Un petit tas de tomates à 200 F.cfa au marché

Le petit panier rempli de quelques dizaines de tomates est cédé à 200F.Cfa contre  25 à 50F.cfa, quelques mois plus tôt. Enquête !

Trop de précipitation gène la tomate

Au Togo, la tomate réussit bien sur toute l’étendue du territoire lorsqu’on observe une amplitude thermique de 10°C entre la température nocturne (la nuit) et la température diurne (journée).

Le paradoxe avec la tomate comme pour toutes les denrées périssables, c’est qu’en période d’abondance, les paysans se retrouvent avec des produits sous la main qu’ils sont obligés de brader aux bonnes dames qui vont s’approvisionner pour éviter dans la mesure du possible de faire face à des pourritures.

Au même moment, ils font face à des crédits qu’ils doivent rembourser aux institutions financières.
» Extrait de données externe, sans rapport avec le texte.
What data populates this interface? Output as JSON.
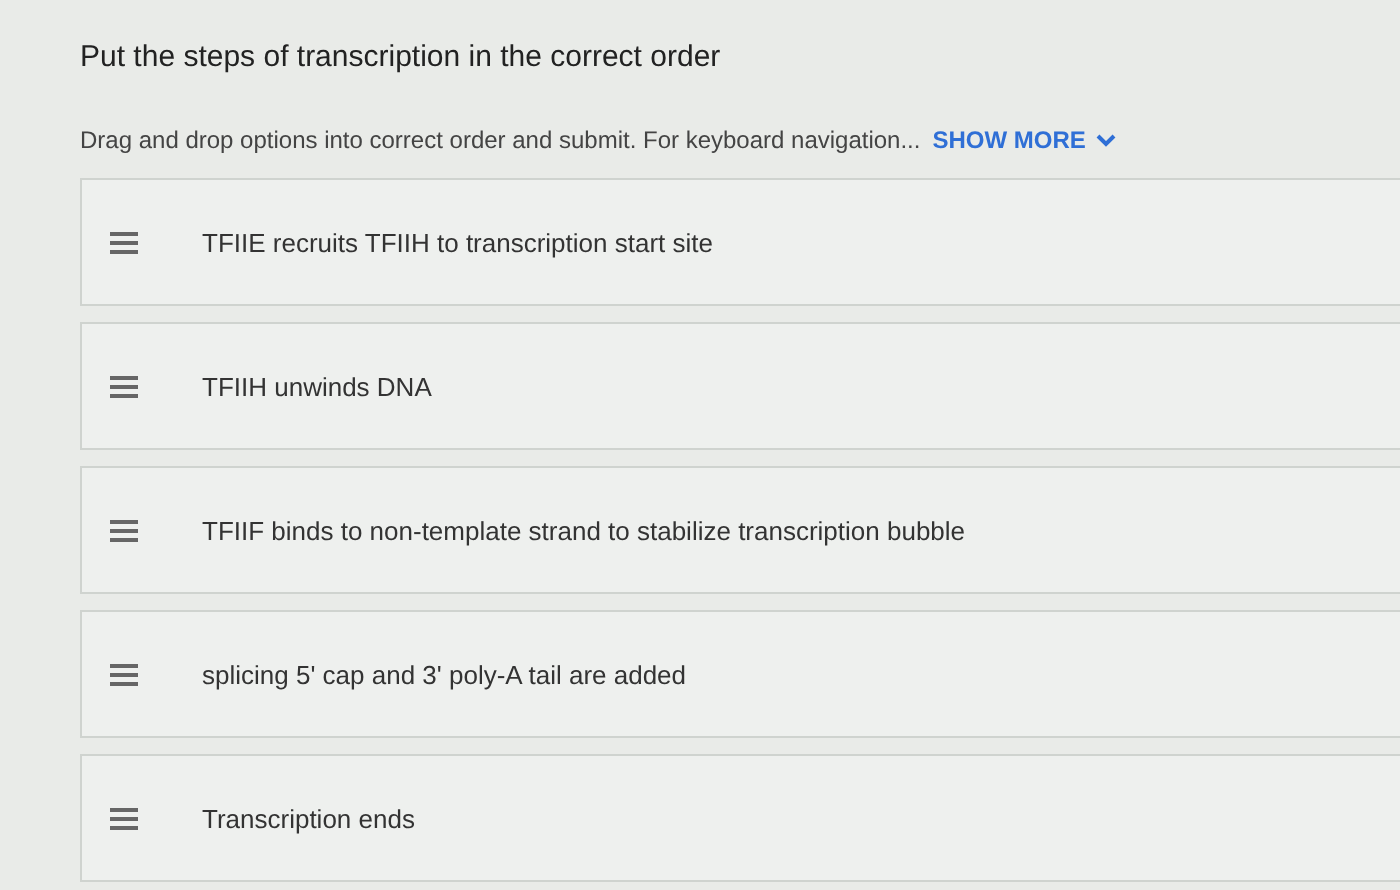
{
  "title": "Put the steps of transcription in the correct order",
  "instructions": {
    "text": "Drag and drop options into correct order and submit. For keyboard navigation...",
    "link": "SHOW MORE"
  },
  "options": [
    {
      "label": "TFIIE recruits TFIIH to transcription start site"
    },
    {
      "label": "TFIIH unwinds DNA"
    },
    {
      "label": "TFIIF binds to non-template strand to stabilize transcription bubble"
    },
    {
      "label": "splicing 5' cap and 3' poly-A tail are added"
    },
    {
      "label": "Transcription ends"
    }
  ]
}
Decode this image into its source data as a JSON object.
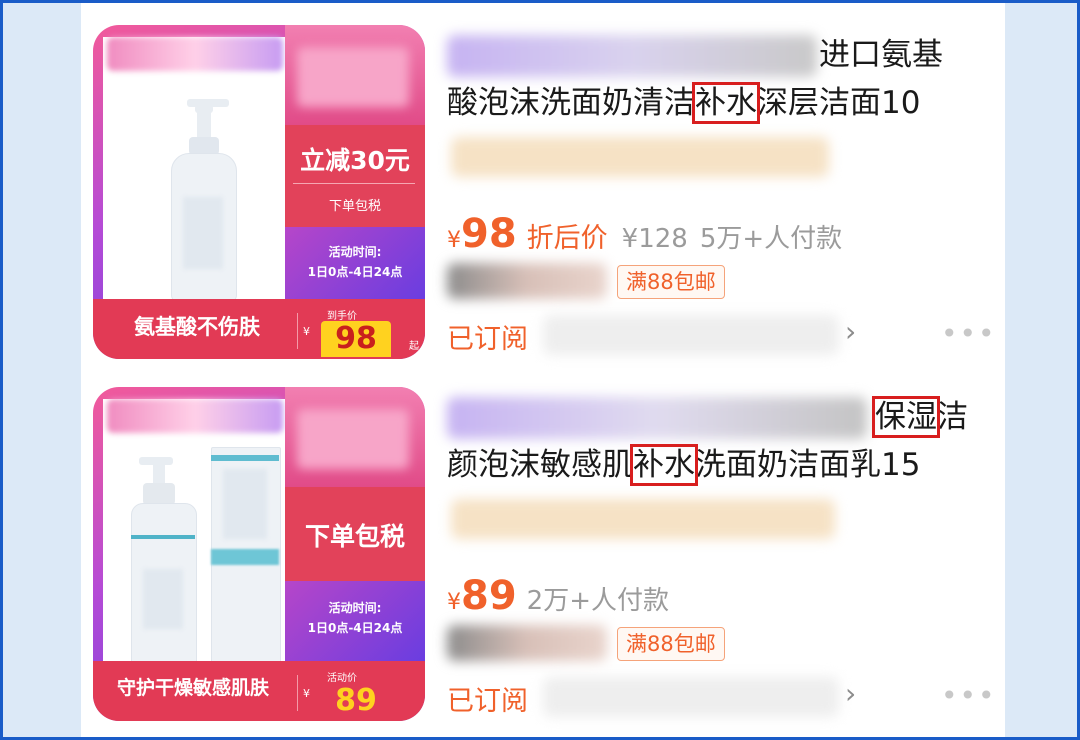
{
  "products": [
    {
      "image": {
        "side_big": "立减30元",
        "side_small": "下单包税",
        "event_line1": "活动时间:",
        "event_line2": "1日0点-4日24点",
        "slogan": "氨基酸不伤肤",
        "price_caption": "到手价",
        "yen": "¥",
        "price": "98",
        "suffix": "起"
      },
      "title_line1": "进口氨基",
      "title_line2_pre": "酸泡沫洗面奶清洁",
      "title_line2_box": "补水",
      "title_line2_post": "深层洁面10",
      "yen": "¥",
      "price": "98",
      "after_label": "折后价",
      "orig_price": "¥128",
      "sold": "5万+人付款",
      "shipping": "满88包邮",
      "subscribed": "已订阅",
      "chevron": "›",
      "more": "•••"
    },
    {
      "image": {
        "side_big": "下单包税",
        "event_line1": "活动时间:",
        "event_line2": "1日0点-4日24点",
        "slogan": "守护干燥敏感肌肤",
        "price_caption": "活动价",
        "yen": "¥",
        "price": "89"
      },
      "title_line1_box": "保湿",
      "title_line1_post": "洁",
      "title_line2_pre": "颜泡沫敏感肌",
      "title_line2_box": "补水",
      "title_line2_post": "洗面奶洁面乳15",
      "yen": "¥",
      "price": "89",
      "sold": "2万+人付款",
      "shipping": "满88包邮",
      "subscribed": "已订阅",
      "chevron": "›",
      "more": "•••"
    }
  ],
  "colors": {
    "accent_orange": "#f0612b",
    "highlight_box": "#d81e1e",
    "frame_border": "#1a5cc8",
    "backdrop": "#dce9f7"
  }
}
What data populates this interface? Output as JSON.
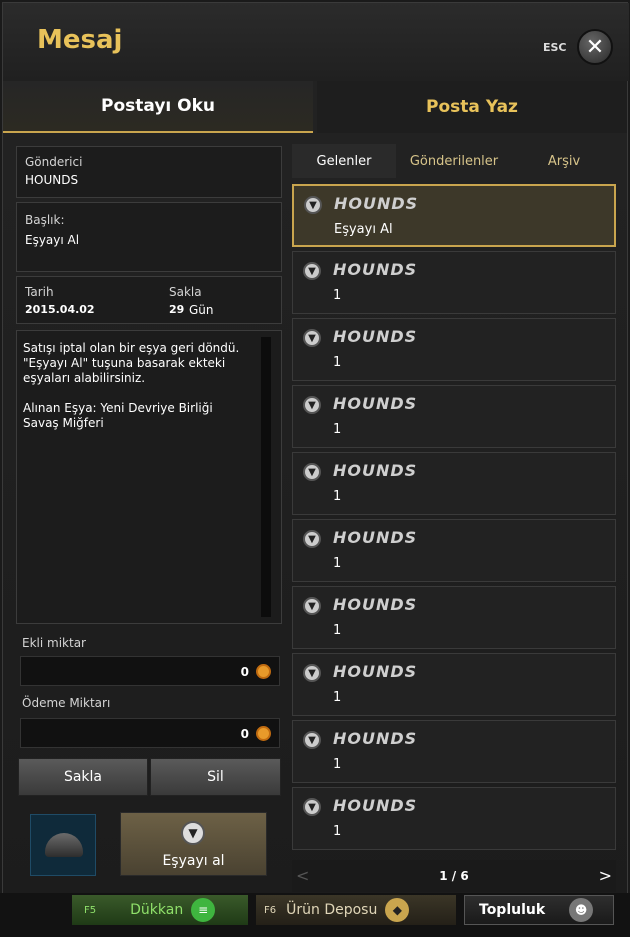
{
  "window": {
    "title": "Mesaj",
    "esc_label": "ESC"
  },
  "main_tabs": {
    "read": "Postayı Oku",
    "write": "Posta Yaz"
  },
  "detail": {
    "sender_label": "Gönderici",
    "sender_value": "HOUNDS",
    "subject_label": "Başlık:",
    "subject_value": "Eşyayı Al",
    "date_label": "Tarih",
    "date_value": "2015.04.02",
    "keep_label": "Sakla",
    "keep_days": "29",
    "keep_unit": "Gün",
    "body": "Satışı iptal olan bir eşya geri döndü.\n\"Eşyayı Al\" tuşuna basarak ekteki eşyaları alabilirsiniz.\n\nAlınan Eşya: Yeni Devriye Birliği Savaş Miğferi",
    "attached_label": "Ekli miktar",
    "attached_value": "0",
    "payment_label": "Ödeme Miktarı",
    "payment_value": "0"
  },
  "buttons": {
    "keep": "Sakla",
    "delete": "Sil",
    "take_item": "Eşyayı al"
  },
  "sub_tabs": [
    "Gelenler",
    "Gönderilenler",
    "Arşiv"
  ],
  "mails": [
    {
      "sender": "HOUNDS",
      "subject": "Eşyayı Al"
    },
    {
      "sender": "HOUNDS",
      "subject": "1"
    },
    {
      "sender": "HOUNDS",
      "subject": "1"
    },
    {
      "sender": "HOUNDS",
      "subject": "1"
    },
    {
      "sender": "HOUNDS",
      "subject": "1"
    },
    {
      "sender": "HOUNDS",
      "subject": "1"
    },
    {
      "sender": "HOUNDS",
      "subject": "1"
    },
    {
      "sender": "HOUNDS",
      "subject": "1"
    },
    {
      "sender": "HOUNDS",
      "subject": "1"
    },
    {
      "sender": "HOUNDS",
      "subject": "1"
    }
  ],
  "pager": {
    "text": "1 / 6",
    "prev": "<",
    "next": ">"
  },
  "bottom_bar": {
    "shop_key": "F5",
    "shop_label": "Dükkan",
    "storage_key": "F6",
    "storage_label": "Ürün Deposu",
    "community_label": "Topluluk"
  },
  "colors": {
    "accent": "#c9a54e",
    "title": "#e8c25a",
    "shop_green": "#2e7d2e"
  }
}
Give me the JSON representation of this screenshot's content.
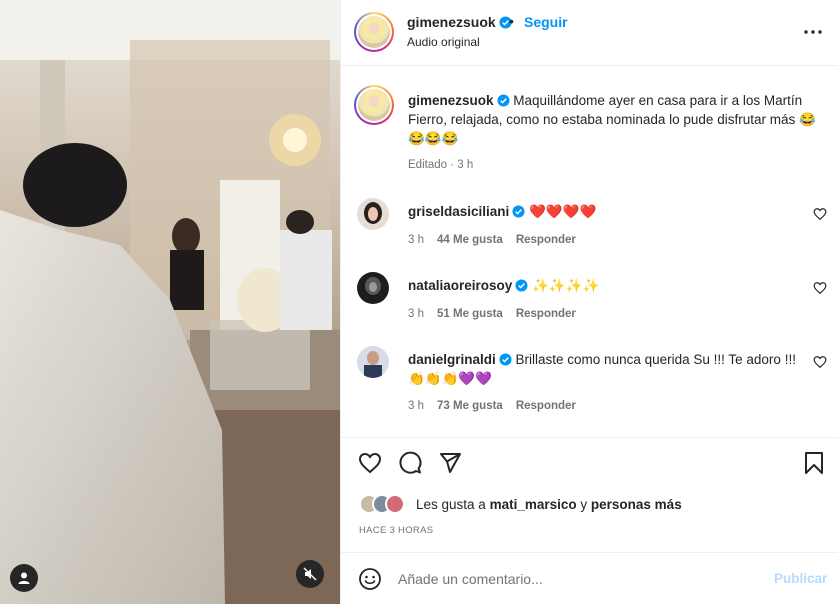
{
  "post": {
    "username": "gimenezsuok",
    "dot": "•",
    "follow_label": "Seguir",
    "audio_label": "Audio original",
    "caption": "Maquillándome ayer en casa para ir a los Martín Fierro, relajada, como no estaba nominada lo pude disfrutar más 😂😂😂😂",
    "caption_meta": "Editado · 3 h"
  },
  "comments": [
    {
      "username": "griseldasiciliani",
      "text": "❤️❤️❤️❤️",
      "time": "3 h",
      "likes": "44 Me gusta",
      "reply_label": "Responder"
    },
    {
      "username": "nataliaoreirosoy",
      "text": "✨✨✨✨",
      "time": "3 h",
      "likes": "51 Me gusta",
      "reply_label": "Responder"
    },
    {
      "username": "danielgrinaldi",
      "text": "Brillaste como nunca querida Su !!! Te adoro !!! 👏👏👏💜💜",
      "time": "3 h",
      "likes": "73 Me gusta",
      "reply_label": "Responder"
    }
  ],
  "likes_line": {
    "prefix": "Les gusta a",
    "user": "mati_marsico",
    "connector": "y",
    "others": "personas más"
  },
  "time_ago": "HACE 3 HORAS",
  "composer": {
    "placeholder": "Añade un comentario...",
    "post_label": "Publicar"
  },
  "icons": {
    "header": [
      "verified-icon",
      "more-options-icon"
    ],
    "actions": [
      "heart-icon",
      "comment-icon",
      "share-icon",
      "bookmark-icon"
    ],
    "media": [
      "user-tag-icon",
      "muted-audio-icon"
    ],
    "composer": [
      "emoji-icon"
    ]
  },
  "colors": {
    "accent": "#0095f6",
    "verified": "#0095f6",
    "muted_text": "#737373",
    "publish_disabled": "#b3dbff"
  }
}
"Pour résoudre ce problème, il faudrait qu’on fasse la promotion de la transformation et de la conservation de la tomate à travers la mise en place d’une chambre froide positive", suggère Salifou Daoudou, Directeur des statistiques agricoles, de l’informatique et de la documentation (DSID) du Togo.

Pour répondre à cet appel, certains opérateurs économiques font déjà dans la transformation. C’est le cas de Ismaël Tanko, promoteur de Tanko Timati.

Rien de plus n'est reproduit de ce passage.